Francisco Camps, estandarte del PP
Llegó a la presidencia de la Generalitat como una opción personal de Eduardo Zaplana. Pero lo cierto es que Francisco Camps, que aún no poseía un perfil político propio en las elecciones de mayo de 2003, se ha convertido desde entonces a acá en un referente del Partido Popular en el ámbito nacional, en una especie de estandarte del autonomismo "bien entendido" que pregona el PP.
El partido de Mariano Rajoy no dispone hoy día de muchos anclajes territoriales desde los que reconquistar el poder perdido. La comunidad autónoma más importante que gobierna es la de Madrid, pero con una mayoría precaria y de carambola, conseguida a la segunda oportunidad. Esperanza Aguirre constituye uno de sus principales activos políticos, es cierto, aunque dentro de dos años podría encontrarse en la oposición. Los tres baluartes del poder territorial del PP son, pues, Castilla y León, Murcia y nuestra comunidad, con unas confortables mayorías parlamentarias y, sobre todo, con expectativa de renovarlas, según vaticinan las encuestas.
Pero hay significativas diferencias. El presidente castellano y leonés, Juan Vicente Herrera, buen parlamentario él, sustituyó a Juan José Lucas sin ninguna hipoteca pendiente y sin tener que demostrar nada, a diferencia de Paco Camps, elegido a la sombra de un Zaplana omnipresente y con vocación de perpetuidad. Por eso mismo, la lenta aunque constante configuración de Camps como alguien con personalidad política propia ha sido más laboriosa y meritoria que la de Herrera. Además, por población, riqueza y perspectivas económicas, la Comunidad Valenciana es una de las joyas del PP.
Así, pues, el presidente del Consell se ha convertido en símbolo triunfante de su partido, en esa especie de pariente listo del que presumir. En esta hora de furor autonomista, en la que en su deriva estatutaria Rodríguez Zapatero acusa al Partido Popular de inmovilista y reaccionario, el PP exhibe a Francisco Camps con el mismo aire milagrero con que otros muestran el brazo incorrupto de Santa Teresa.

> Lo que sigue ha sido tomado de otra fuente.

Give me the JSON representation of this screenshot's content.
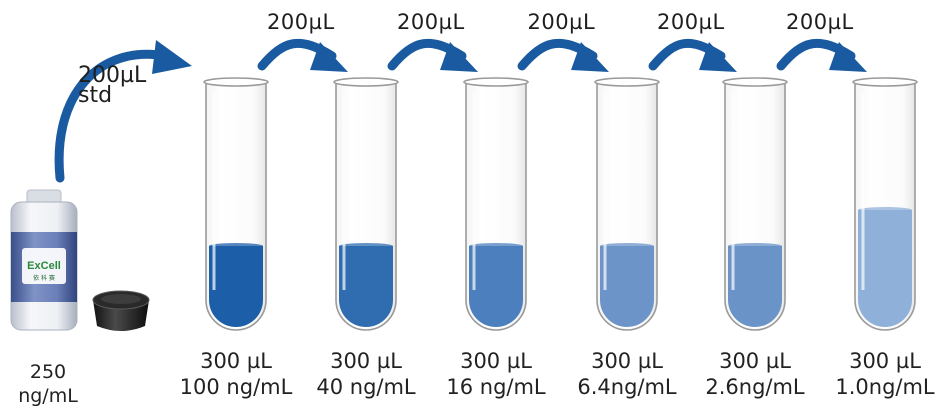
{
  "stock": {
    "concentration_line1": "250",
    "concentration_line2": "ng/mL",
    "bottle_brand": "ExCell",
    "bottle_brand_cn": "依 科 赛",
    "transfer_label": "200µL\nstd"
  },
  "transfers": [
    {
      "volume": "200µL"
    },
    {
      "volume": "200µL"
    },
    {
      "volume": "200µL"
    },
    {
      "volume": "200µL"
    },
    {
      "volume": "200µL"
    }
  ],
  "tubes": [
    {
      "volume": "300 µL",
      "concentration": "100 ng/mL",
      "liquid_color": "#1c5fa8",
      "fill_level": 0.35
    },
    {
      "volume": "300 µL",
      "concentration": "40 ng/mL",
      "liquid_color": "#2f6db0",
      "fill_level": 0.35
    },
    {
      "volume": "300 µL",
      "concentration": "16 ng/mL",
      "liquid_color": "#4b7fbd",
      "fill_level": 0.35
    },
    {
      "volume": "300 µL",
      "concentration": "6.4ng/mL",
      "liquid_color": "#6c94c8",
      "fill_level": 0.35
    },
    {
      "volume": "300 µL",
      "concentration": "2.6ng/mL",
      "liquid_color": "#6a93c8",
      "fill_level": 0.35
    },
    {
      "volume": "300 µL",
      "concentration": "1.0ng/mL",
      "liquid_color": "#8fb0d8",
      "fill_level": 0.5
    }
  ],
  "colors": {
    "arrow": "#1a5aa0",
    "tube_outline": "#9a9a9a"
  },
  "icons": {
    "bottle": "reagent-bottle-icon",
    "cap": "bottle-cap-icon",
    "arrow": "curved-arrow-icon"
  }
}
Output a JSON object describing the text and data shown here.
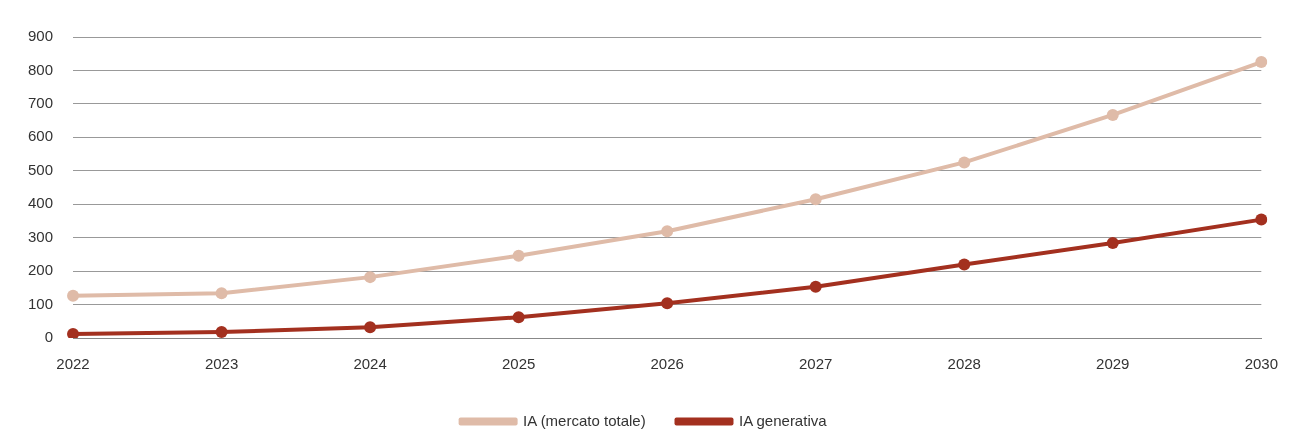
{
  "chart_data": {
    "type": "line",
    "categories": [
      "2022",
      "2023",
      "2024",
      "2025",
      "2026",
      "2027",
      "2028",
      "2029",
      "2030"
    ],
    "series": [
      {
        "name": "IA (mercato totale)",
        "color": "#dfbba8",
        "values": [
          126,
          134,
          182,
          246,
          319,
          415,
          525,
          667,
          825
        ]
      },
      {
        "name": "IA generativa",
        "color": "#a3301f",
        "values": [
          12,
          18,
          32,
          62,
          104,
          153,
          220,
          284,
          354
        ]
      }
    ],
    "ylim": [
      0,
      900
    ],
    "yticks": [
      0,
      100,
      200,
      300,
      400,
      500,
      600,
      700,
      800,
      900
    ],
    "grid": "y",
    "legend": "bottom",
    "marker": "circle",
    "line_style": "solid"
  }
}
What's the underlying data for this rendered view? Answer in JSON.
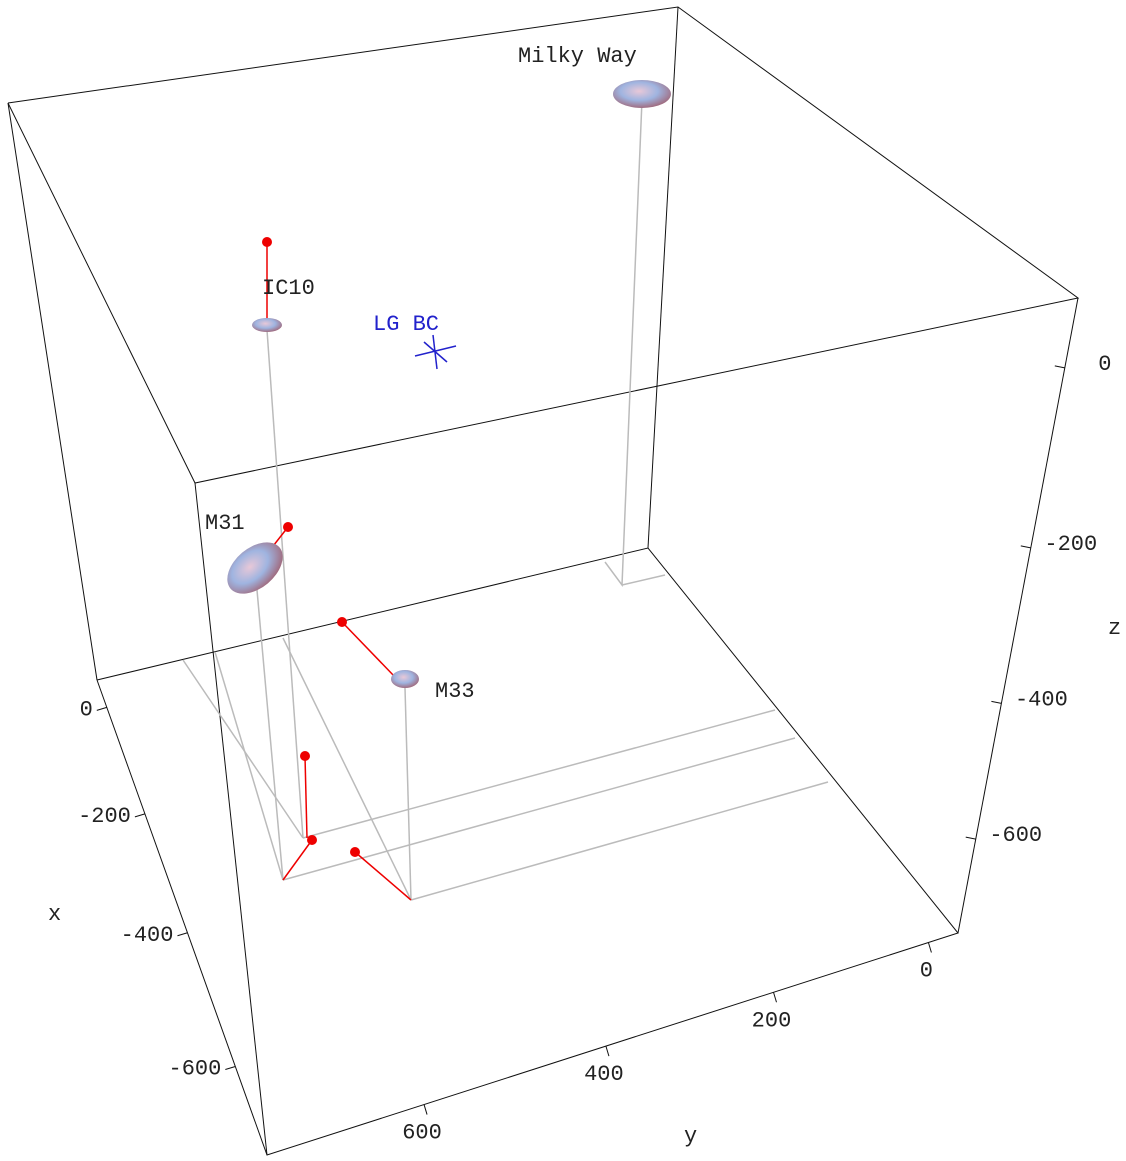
{
  "chart_data": {
    "type": "scatter3d",
    "xlabel": "x",
    "ylabel": "y",
    "zlabel": "z",
    "xlim": [
      55,
      -720
    ],
    "ylim": [
      760,
      -40
    ],
    "zlim": [
      70,
      -755
    ],
    "xticks": [
      0,
      -200,
      -400,
      -600
    ],
    "yticks": [
      600,
      400,
      200,
      0
    ],
    "zticks": [
      0,
      -200,
      -400,
      -600
    ],
    "point_labels": [
      "Milky Way",
      "IC10",
      "M31",
      "M33"
    ],
    "center_label": "LG BC"
  }
}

¡Qué mejor demostración de nuestro concepto de la España descentralizada que el Estatut pactado en Valencia!, parece decir. ¡Qué mayor prueba de nuestra vocación de consenso que el acuerdo logrado con el PSPV!, remata.
Y es que el PP se ha apropiado del éxito del acuerdo estatutario ante la inanidad de los socialistas valencianos, acomplejados por el estrépito mediático del Estatut de Cataluña y la relegación que su debate ha supuesto para nuestro texto consensuado. Lo cierto es que, pese al generoso esfuerzo conciliador de Joan Ignasi Pla y a su implicación personal en la reforma del Estatut, éste será ya para la opinión pública española "el Estatuto de Francisco Camps".
Se trata, sin duda, de una de las tantas injusticias de la política, a la que todos aportan la parte de gasto que les corresponde, pero luego unos se llevan el mérito y la fama, mientras a otros les queda el incómodo y subalterno papel de comparsas. En consecuencia, el consenso estatutario inicial y el pacto de las 14 enmiendas parciales presentadas conjuntamente por socialistas y populares queda al final como el empeño personal del presidente Camps y una muestra de su capacidad de diálogo y de su voluntad autonomista.
Este complejo proceso ha llevado a Francisco Camps a convertirse en ese referente que decía, en una especie de lábaro autonomista del PP. Según los cálculos de algunos estrategas políticos, el presidente valenciano renovará holgadamente su mayoría en las elecciones de 2007. Aureolado, entonces, por su éxito político y su imagen regionalista, desde la Generalitat podría ser un interlocutor privilegiado con algunos partidos periféricos con los que el PP deberá pactar probablemente si aspira volver a La Moncloa en 2008.
Quizá sea muy prematuro y hasta demasiado precipitado plantear hipótesis de este tipo, pero lo cierto es que el Partido Popular necesita salir del ghetto ideológico y del confinamiento político en los que pretende aislarle el Partido Socialista. Por eso, la figura de Paco Camps, la proyección de lo que está haciendo en Valencia y fuera de ella, la articulación territorial que ofrece y la capacidad de entendimiento con el PSOE que exhibe en algunos aspectos son prendas de las que empieza a echar mano el PP para demostrar que no es tan dogmático, tan rígido ni tan inflexible como lo pintan sus enemigos.